Her English was excellent and she forged a warm relationship with Anna Maria’s mother. Annabelle, a multi-generation American and a religious Baptist, had a background totally different that Annamie’s but that didn’t keep them from finding things they had in common. I think Annamie was able to do that with almost everyone.  As I grew older and understood life a bit more, it amazed me how she was willing to host even German exchange college students in her home.
Her ability to love other children besides her own extended far beyond me and Anna Maria and her siblings. The biggest recipients were probably her grandchildren who spent a good part of their childhood in her home. Now all grown up she delights in their children.
           We saw her reach her ninetieth birthday with her health and memory intact. Sometime afterwards, though, her recall began going. She was given medication but it brought nightmares of her Nazi memories and she stopped taking the pills.
            Living so far away I didn’t visit often but was pleased when she remembered me six years earlier.
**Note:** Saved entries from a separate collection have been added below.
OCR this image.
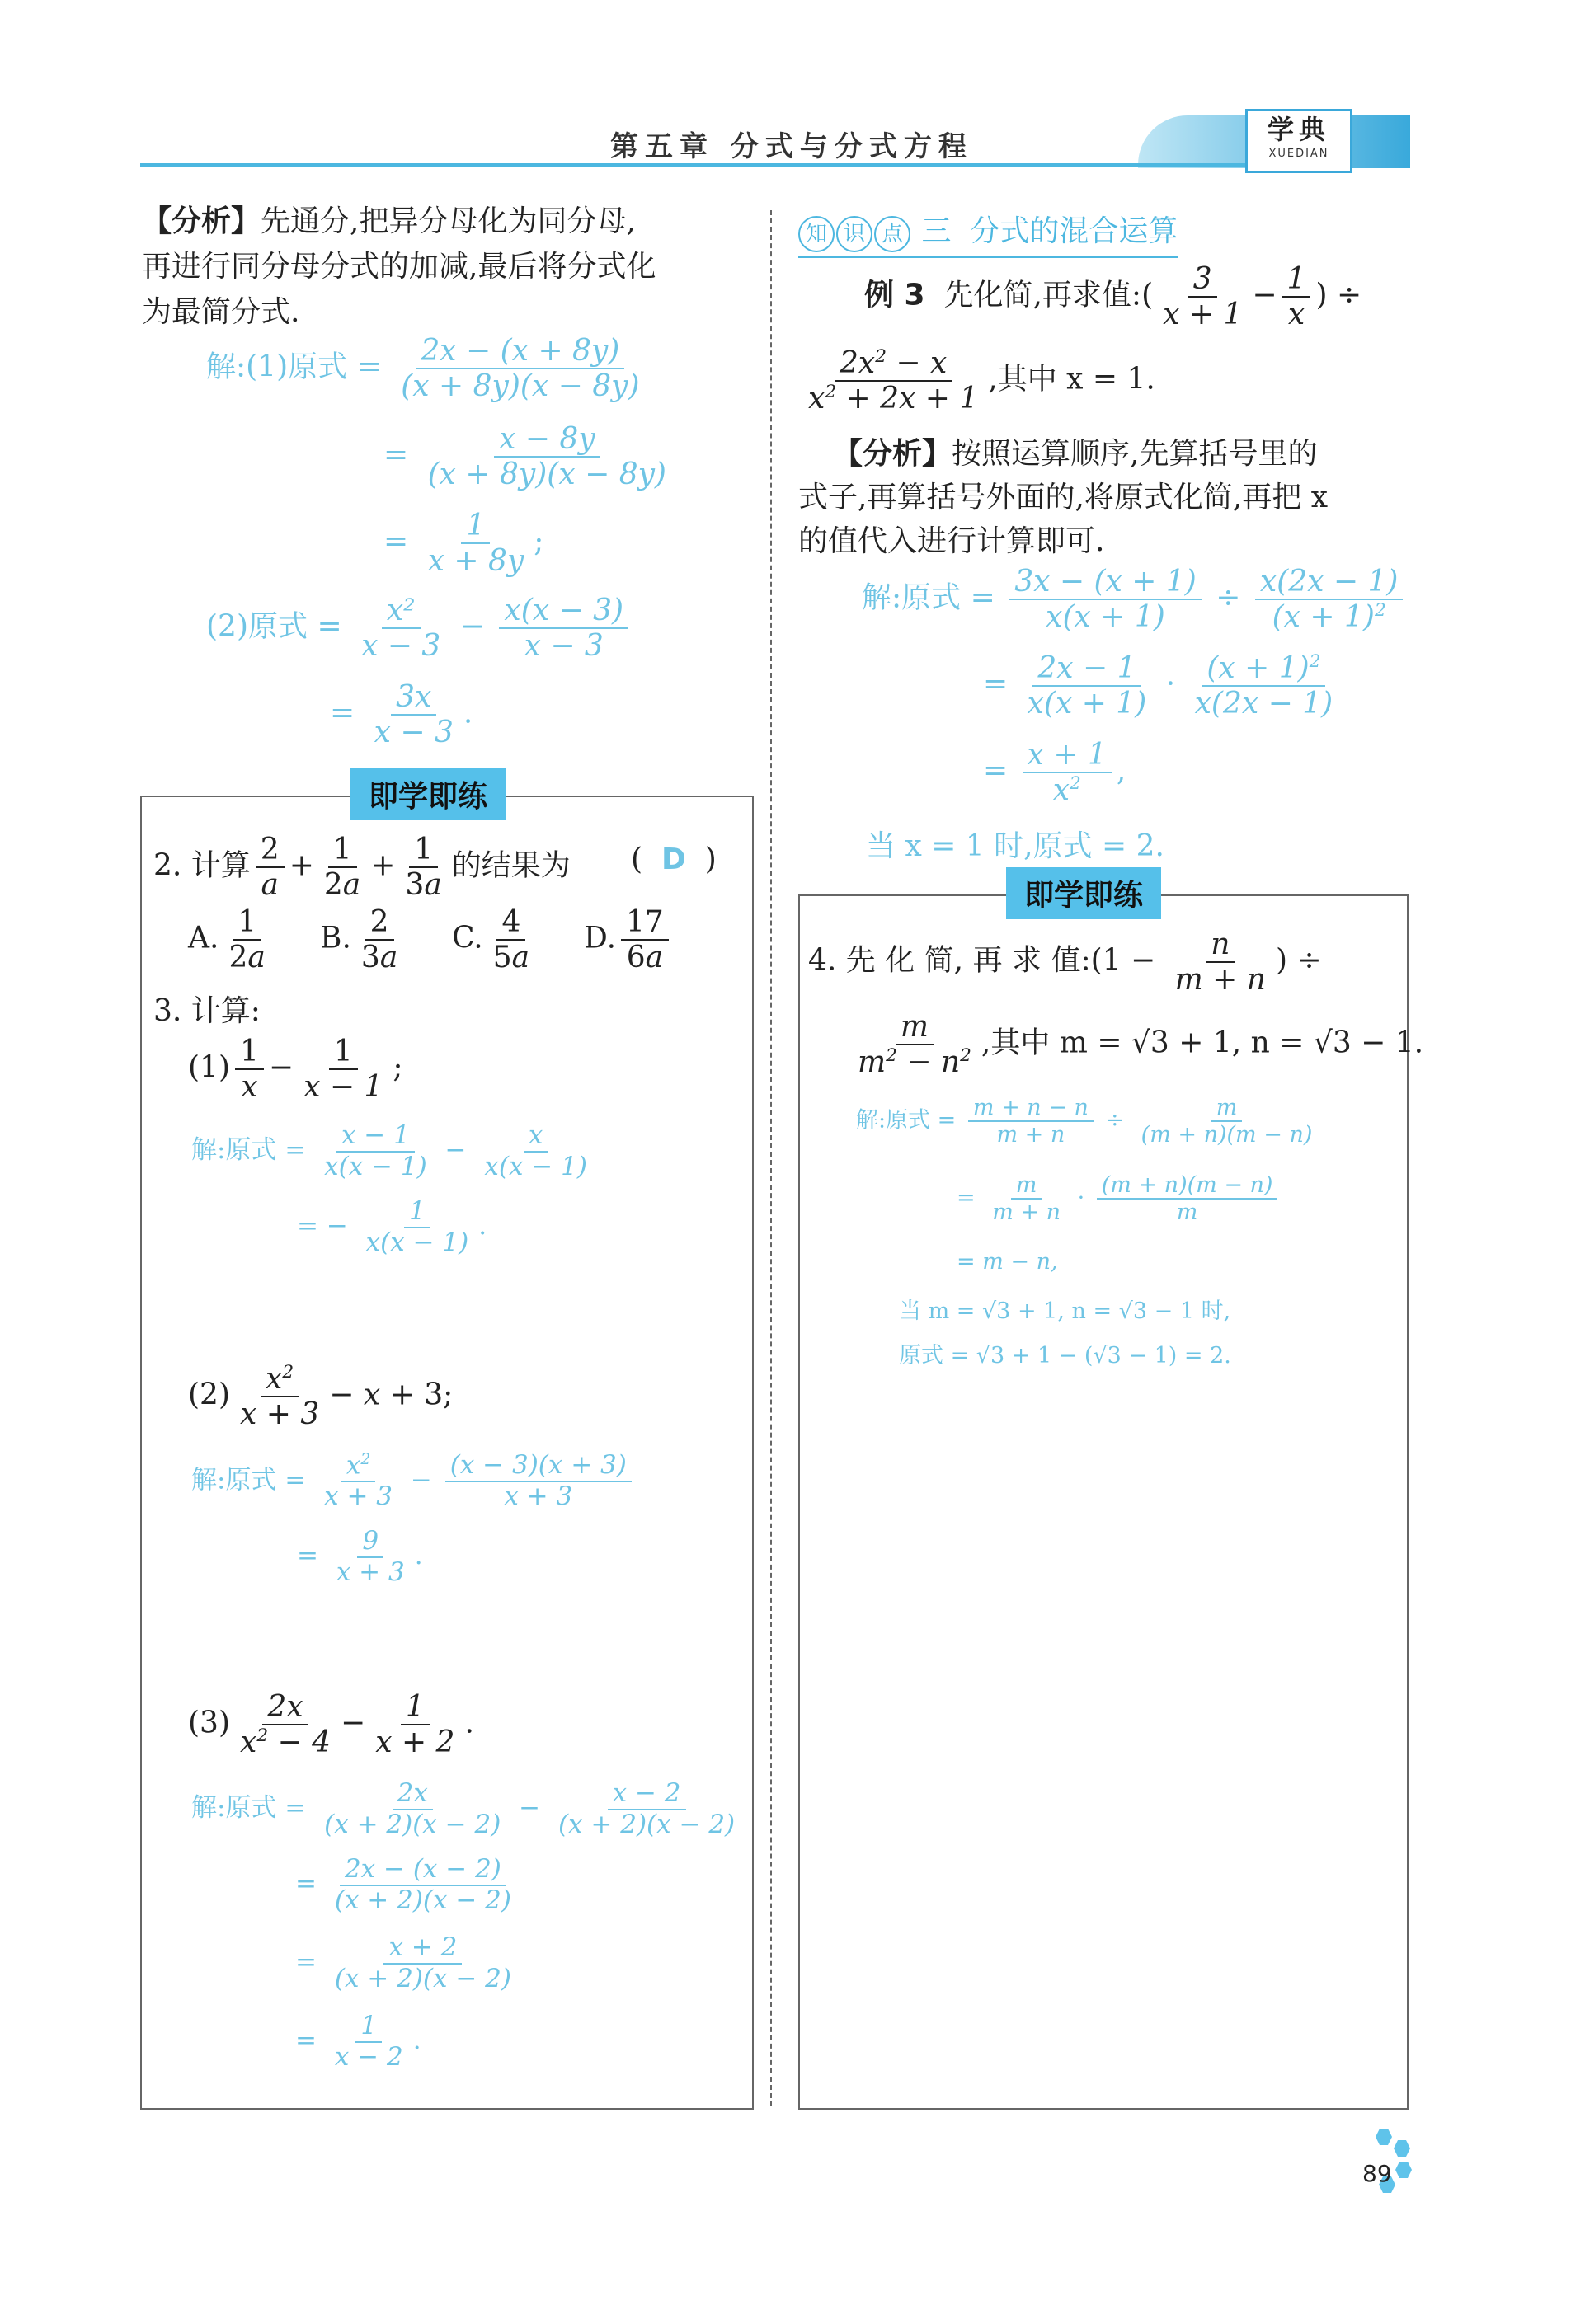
第五章 分式与分式方程
学典
XUEDIAN
【分析】先通分,把异分母化为同分母,
再进行同分母分式的加减,最后将分式化
为最简分式.
解:(1)原式 = $\frac{2x - (x + 8y)}{(x + 8y)(x - 8y)}$
= $\frac{x - 8y}{(x + 8y)(x - 8y)}$
= $\frac{1}{x + 8y}$ ;
(2)原式 = $\frac{\text{x²}}{x - 3} - \frac{x(x - 3)}{x - 3}$
= $\frac{3x}{x - 3}$ .
即学即练
2. 计算 $\frac{2}{a} + \frac{1}{2a} + \frac{1}{3a}$ 的结果为 (  D  )
A. $\frac{1}{2a} B$. $\frac{2}{3a} C$. $\frac{4}{5a} D$. $\frac{17}{6a}$
3. 计算:
$(1) \frac{1}{x} - \frac{1}{x - 1}$ ;
解:原式 = $\frac{x - 1}{x(x - 1)} - \frac{x}{x(x - 1)}$
= − $\frac{1}{x(x - 1)}$ .
$(2) \frac{x^2}{x + 3} - x + 3$;
解:原式 = $\frac{x^2}{x + 3} - \frac{(x - 3)(x + 3)}{x + 3}$
= $\frac{9}{x + 3}$ .
$(3) \frac{2x}{x^2 - 4} - \frac{1}{x + 2}$ .
解:原式 = $\frac{2x}{(x + 2)(x - 2)} - \frac{x - 2}{(x + 2)(x - 2)}$
= $\frac{2x - (x - 2)}{(x + 2)(x - 2)}$
= $\frac{x + 2}{(x + 2)(x - 2)}$
= $\frac{1}{x - 2}$ .
知 识 点 三 分式的混合运算
例 3 先化简,再求值:( $\frac{3}{x + 1} - \frac{1}{x}$ ) ÷
$\frac{2x^2 - x}{x^2 + 2x + 1}$ ,其中 x = 1.
【分析】按照运算顺序,先算括号里的
式子,再算括号外面的,将原式化简,再把 x
的值代入进行计算即可.
解:原式 = $\frac{3x - (x + 1)}{x(x + 1)} \div \frac{x(2x - 1)}{(x + 1)^2}$
= $\frac{2x - 1}{x(x + 1)} \cdot \frac{(x + 1)^2}{x(2x - 1)}$
= $\frac{x + 1}{x^2}$ ,
当 x = 1 时,原式 = 2.
即学即练
4. 先 化 简, 再 求 值:(1 − $\frac{n}{m + n}$ ) ÷
$\frac{m}{m^2 - n^2}$ ,其中 m = √3 + 1, n = √3 − 1.
解:原式 = $\frac{m + n - n}{m + n} \div \frac{m}{(m + n)(m - n)}$
= $\frac{m}{m + n} \cdot \frac{(m + n)(m - n)}{m}$
= m − n,
当 m = √3 + 1, n = √3 − 1 时,
原式 = √3 + 1 − (√3 − 1) = 2.
89
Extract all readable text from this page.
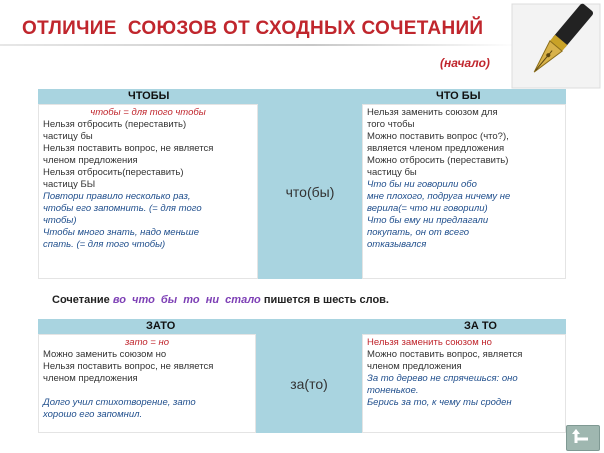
ОТЛИЧИЕ  СОЮЗОВ ОТ СХОДНЫХ СОЧЕТАНИЙ
(начало)
ЧТОБЫ	ЧТО БЫ
чтобы = для того чтобы
Нельзя отбросить (переставить)
частицу бы
Нельзя поставить вопрос, не является
членом предложения
Нельзя отбросить(переставить)
частицу БЫ
Повтори правило несколько раз,
чтобы его запомнить. (= для того
чтобы)
Чтобы много знать, надо меньше
спать. (= для того чтобы)
что(бы)
Нельзя заменить союзом для
того чтобы
Можно поставить вопрос (что?),
является членом предложения
Можно отбросить (переставить)
частицу бы
Что бы ни говорили обо
мне плохого, подруга ничему не
верила(= что ни говорили)
Что бы ему ни предлагали
покупать, он от всего
отказывался
Сочетание во  что  бы  то  ни  стало пишется в шесть слов.
ЗАТО	ЗА ТО
зато = но
Можно заменить союзом но
Нельзя поставить вопрос, не является
членом предложения

Долго учил стихотворение, зато
хорошо его запомнил.
за(то)
Нельзя заменить союзом но
Можно поставить вопрос, является
членом предложения
За то дерево не спрячешься: оно
тоненькое.
Берись за то, к чему ты сроден
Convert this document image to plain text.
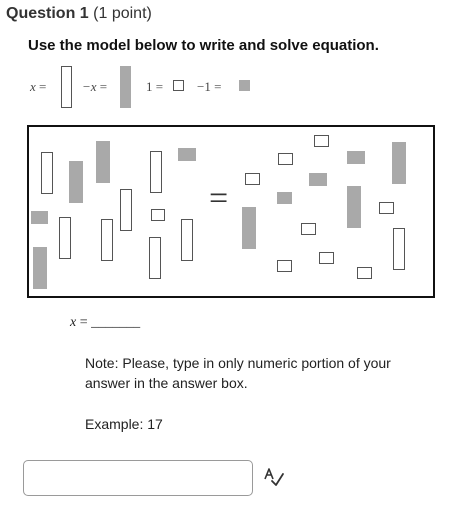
Question 1 (1 point)
Use the model below to write and solve equation.
x =	−x =	1 =	−1 =
=
x = _______
Note: Please, type in only numeric portion of your answer in the answer box.
Example: 17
Three months ago I finally made a return visit. Annamie no longer remembered me or another cousin who’d come at the same time. It felt bad but I reminded my other cousin that we still remembered her and all her sweetness.
            Now all that sweetness is in ICU and I pray she’s not suffering. If I was living in America I’d find a way to fly to Oklahoma and help out at the hospital. But I’m not in America. I’m in the Jewish homeland miles and miles from Stillwater.
In my novel Lisa’s husband, a native Israeli, tries to be understanding.
“I remember how I felt when I was in America.” He looked sympathetic. “Are you sorry we came here?”
She shook her head.

I have to agree with Lisa. I’m not sorry I came to live in Israel, not at all. And yet, sometimes it’s hard to be so far away.
Anne Marie and Theo, summer 1977

2 comments:

Batya said...

Over the almost half a century I'm here in Israel, I've felt that missing the old family shivas, when a relative died was hardest. Yes, it was harder than missing a wedding. The best times of my visits over the years was time with my many cousins.
And I really love the visit some have paid here to Israel, just too bad not enough...

Ester said...

I'm pleased to write that Annamie is out of the hospital.